Uno de los guardias que tenía detrás puso fin a su vida con un feroz tajo del hacha.
Lady Nephera estaba sentada en un banco de la cámara de meditación, rodeada de incontables legiones de servidores que aguardaban sus órdenes en silencio. Volvía a leer la lista recién elaborada de los aliados más estrechos del general Kobo de-Morgayn. Ya había enviado unos cuantos ojos para espiar a la mayoría.
Al fondo de la estancia, donde las dos acólitas mortales atendían a la figura inmóvil de su hijo, se oyó un gemido. La suma sacerdotisa apartó rápidamente el pergamino y se puso en pie.
Con un gesto brusco, Ardnor se levantó también. Mantuvo la mirada fija unos instantes, y luego pestañeó. Se tocaba el pecho como si quisiera comprobar que había recuperado la solidez de su carne.
—La tarea está cumplida —anunció lady Nephera—. Me han informado ele que lo hiciste bien, de que aprendiste cómo se hacen estas cosas, hijo mío.
—Así es. —La voz de Ardnor sonó como un graznido. Una de las sacerdotisas se apresuró a darle una copa de vino, que el Gran Maestre bebió de un trago—. Fue fascinante.
—No es más que un ejemplo del futuro —le recordó su madre—. Olvídate del trono. Ése es tu destino.
—Fascinante —repetía, con una sonrisa que le cruzaba el rostro.
Ella asintió porque comprendía lo que quería decir.

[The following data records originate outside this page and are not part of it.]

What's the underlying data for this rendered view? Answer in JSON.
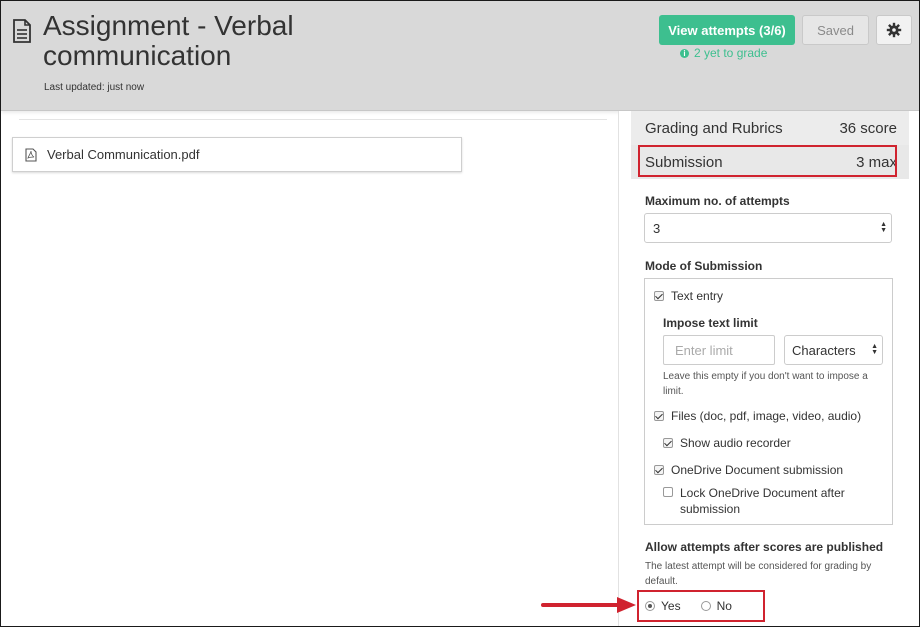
{
  "header": {
    "title": "Assignment - Verbal communication",
    "last_updated": "Last updated: just now",
    "view_attempts_label": "View attempts (3/6)",
    "to_grade_text": "2 yet to grade",
    "saved_label": "Saved",
    "icons": {
      "document": "document-icon",
      "settings": "gear-icon",
      "info": "info-icon"
    }
  },
  "main": {
    "attachment": {
      "filename": "Verbal Communication.pdf",
      "icon": "pdf-icon"
    }
  },
  "panel": {
    "grading": {
      "label": "Grading and Rubrics",
      "value": "36 score"
    },
    "submission": {
      "label": "Submission",
      "value": "3 max"
    },
    "max_attempts": {
      "label": "Maximum no. of attempts",
      "value": "3"
    },
    "mode": {
      "label": "Mode of Submission",
      "text_entry": {
        "label": "Text entry",
        "checked": true
      },
      "text_limit": {
        "label": "Impose text limit",
        "placeholder": "Enter limit",
        "unit": "Characters",
        "hint": "Leave this empty if you don't want to impose a limit."
      },
      "files": {
        "label": "Files (doc, pdf, image, video, audio)",
        "checked": true
      },
      "audio_recorder": {
        "label": "Show audio recorder",
        "checked": true
      },
      "onedrive": {
        "label": "OneDrive Document submission",
        "checked": true
      },
      "lock_onedrive": {
        "label": "Lock OneDrive Document after submission",
        "checked": false
      }
    },
    "allow_attempts": {
      "label": "Allow attempts after scores are published",
      "hint": "The latest attempt will be considered for grading by default.",
      "yes": "Yes",
      "no": "No",
      "selected": "Yes"
    }
  },
  "colors": {
    "accent_green": "#3dbf8f",
    "highlight_red": "#d0232f",
    "header_bg": "#d9d9d9"
  }
}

—Los fantasmas carecen de poder para hacer lo que tú has hecho hoy. El propio Takyr sólo puede conducir tu mano a la espada, pero se necesitan tu voluntad y tu determinación para llevarlo a cabo. El Más Grande está satisfecho.
—¿Podré repetirlo pronto?
Nephera inclinó la cabeza.
—Cuando sea necesario. ¿Dejaste vivo a Herek?
—Sí. Herí a otros dos y maté a un guardia.

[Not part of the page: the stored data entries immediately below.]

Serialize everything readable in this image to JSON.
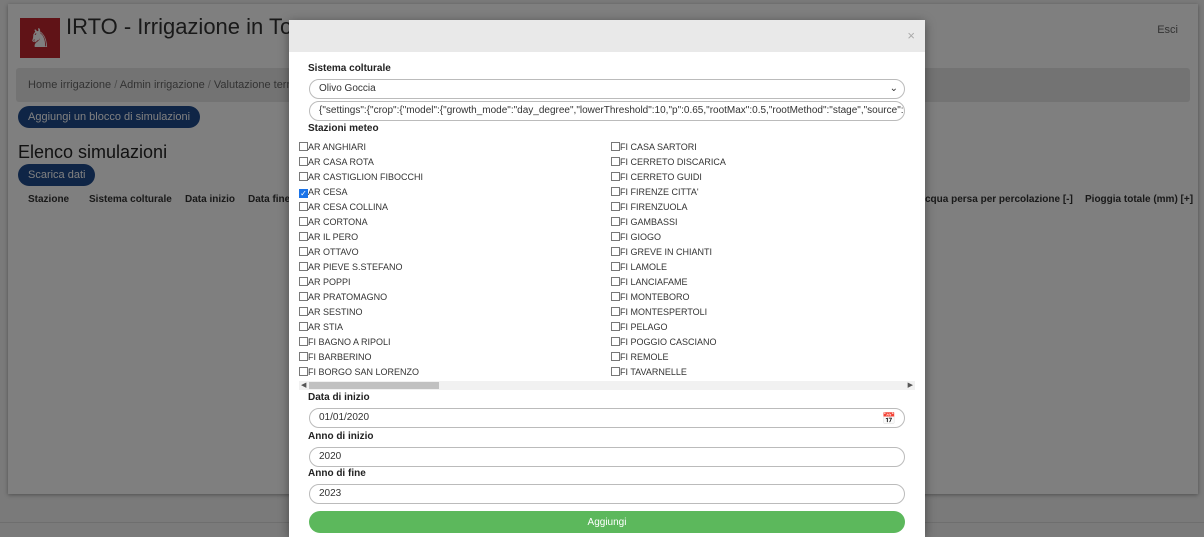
{
  "app": {
    "title": "IRTO - Irrigazione in Toscana",
    "logout": "Esci"
  },
  "breadcrumb": [
    "Home irrigazione",
    "Admin irrigazione",
    "Valutazione territoriale"
  ],
  "buttons": {
    "add_block": "Aggiungi un blocco di simulazioni",
    "download": "Scarica dati"
  },
  "page_heading": "Elenco simulazioni",
  "table": {
    "headers_left": [
      "Stazione",
      "Sistema colturale",
      "Data inizio",
      "Data fine"
    ],
    "headers_right": [
      "cqua persa per percolazione [-]",
      "Pioggia totale (mm) [+]"
    ]
  },
  "modal": {
    "crop_label": "Sistema colturale",
    "crop_value": "Olivo Goccia",
    "settings_value": "{\"settings\":{\"crop\":{\"model\":{\"growth_mode\":\"day_degree\",\"lowerThreshold\":10,\"p\":0.65,\"rootMax\":0.5,\"rootMethod\":\"stage\",\"source\":\"poderi\",\"stages\":[{\"r",
    "stations_label": "Stazioni meteo",
    "stations_left": [
      {
        "name": "AR ANGHIARI",
        "checked": false
      },
      {
        "name": "AR CASA ROTA",
        "checked": false
      },
      {
        "name": "AR CASTIGLION FIBOCCHI",
        "checked": false
      },
      {
        "name": "AR CESA",
        "checked": true
      },
      {
        "name": "AR CESA COLLINA",
        "checked": false
      },
      {
        "name": "AR CORTONA",
        "checked": false
      },
      {
        "name": "AR IL PERO",
        "checked": false
      },
      {
        "name": "AR OTTAVO",
        "checked": false
      },
      {
        "name": "AR PIEVE S.STEFANO",
        "checked": false
      },
      {
        "name": "AR POPPI",
        "checked": false
      },
      {
        "name": "AR PRATOMAGNO",
        "checked": false
      },
      {
        "name": "AR SESTINO",
        "checked": false
      },
      {
        "name": "AR STIA",
        "checked": false
      },
      {
        "name": "FI BAGNO A RIPOLI",
        "checked": false
      },
      {
        "name": "FI BARBERINO",
        "checked": false
      },
      {
        "name": "FI BORGO SAN LORENZO",
        "checked": false
      }
    ],
    "stations_right": [
      {
        "name": "FI CASA SARTORI",
        "checked": false
      },
      {
        "name": "FI CERRETO DISCARICA",
        "checked": false
      },
      {
        "name": "FI CERRETO GUIDI",
        "checked": false
      },
      {
        "name": "FI FIRENZE CITTA'",
        "checked": false
      },
      {
        "name": "FI FIRENZUOLA",
        "checked": false
      },
      {
        "name": "FI GAMBASSI",
        "checked": false
      },
      {
        "name": "FI GIOGO",
        "checked": false
      },
      {
        "name": "FI GREVE IN CHIANTI",
        "checked": false
      },
      {
        "name": "FI LAMOLE",
        "checked": false
      },
      {
        "name": "FI LANCIAFAME",
        "checked": false
      },
      {
        "name": "FI MONTEBORO",
        "checked": false
      },
      {
        "name": "FI MONTESPERTOLI",
        "checked": false
      },
      {
        "name": "FI PELAGO",
        "checked": false
      },
      {
        "name": "FI POGGIO CASCIANO",
        "checked": false
      },
      {
        "name": "FI REMOLE",
        "checked": false
      },
      {
        "name": "FI TAVARNELLE",
        "checked": false
      }
    ],
    "start_date_label": "Data di inizio",
    "start_date_value": "01/01/2020",
    "start_year_label": "Anno di inizio",
    "start_year_value": "2020",
    "end_year_label": "Anno di fine",
    "end_year_value": "2023",
    "submit_label": "Aggiungi",
    "close_glyph": "×"
  },
  "icons": {
    "logo": "tuscany-pegasus-logo",
    "close": "close-icon",
    "select": "chevron-down-icon",
    "calendar": "calendar-icon"
  },
  "colors": {
    "primary": "#1f4a8c",
    "success": "#5cb85c",
    "checkbox": "#1a73e8",
    "logo_red": "#c0262e"
  }
}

—Eso no tendrá consecuencias. —Nephera hizo un ademán de indiferencia—. El Dragón de Duma está deshonrado. Los que oyeron sus blasfemos propósitos se apartarán de su memoria. —Bajando las manos, añadió—: Ahora descansa. Querrás estar en forma cuando acompañes a tu padre en la ceremonia.

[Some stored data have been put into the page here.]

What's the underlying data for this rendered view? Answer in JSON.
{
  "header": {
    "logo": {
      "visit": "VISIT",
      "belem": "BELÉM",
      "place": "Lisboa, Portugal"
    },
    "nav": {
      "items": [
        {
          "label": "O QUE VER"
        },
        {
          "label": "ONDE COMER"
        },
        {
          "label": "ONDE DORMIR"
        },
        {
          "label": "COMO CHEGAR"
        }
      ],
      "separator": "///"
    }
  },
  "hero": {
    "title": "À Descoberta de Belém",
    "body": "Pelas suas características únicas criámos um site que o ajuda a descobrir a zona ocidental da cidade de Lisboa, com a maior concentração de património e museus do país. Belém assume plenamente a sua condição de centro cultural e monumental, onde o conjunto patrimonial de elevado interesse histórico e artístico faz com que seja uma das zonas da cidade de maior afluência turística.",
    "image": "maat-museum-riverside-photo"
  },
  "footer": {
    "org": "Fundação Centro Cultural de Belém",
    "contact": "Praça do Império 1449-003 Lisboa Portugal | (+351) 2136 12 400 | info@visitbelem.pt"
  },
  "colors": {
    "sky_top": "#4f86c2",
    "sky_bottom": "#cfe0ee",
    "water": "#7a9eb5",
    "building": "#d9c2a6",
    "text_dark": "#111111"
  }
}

Ardnor, que había comenzado un gesto para alcanzar su yelmo, se detuvo.
—¿Lo sabes?
Ella se limitó a mirarlo.
Con un resoplido, por su estupidez, Ardnor se puso el yelmo, hizo una reverencia a la suma sacerdotisa y salió.
Al quedarse a solas con sus dos acólitas, lady Nephera rodeó la cámara con la mirada, viendo lo que nadie podía ver sin su ayuda. Sus legiones de fantasmas se multiplicaban sin cesar para aportarle fuerza.
Luego, llena de satisfacción, dio la bienvenida al último, que la contemplaba con la misma mirada hambrienta que los demás, aunque con una expresión más fresca y más amarga.
La suma sacerdotisa enseñó los dientes en una sonrisa y volvió a ocuparse de sus listas.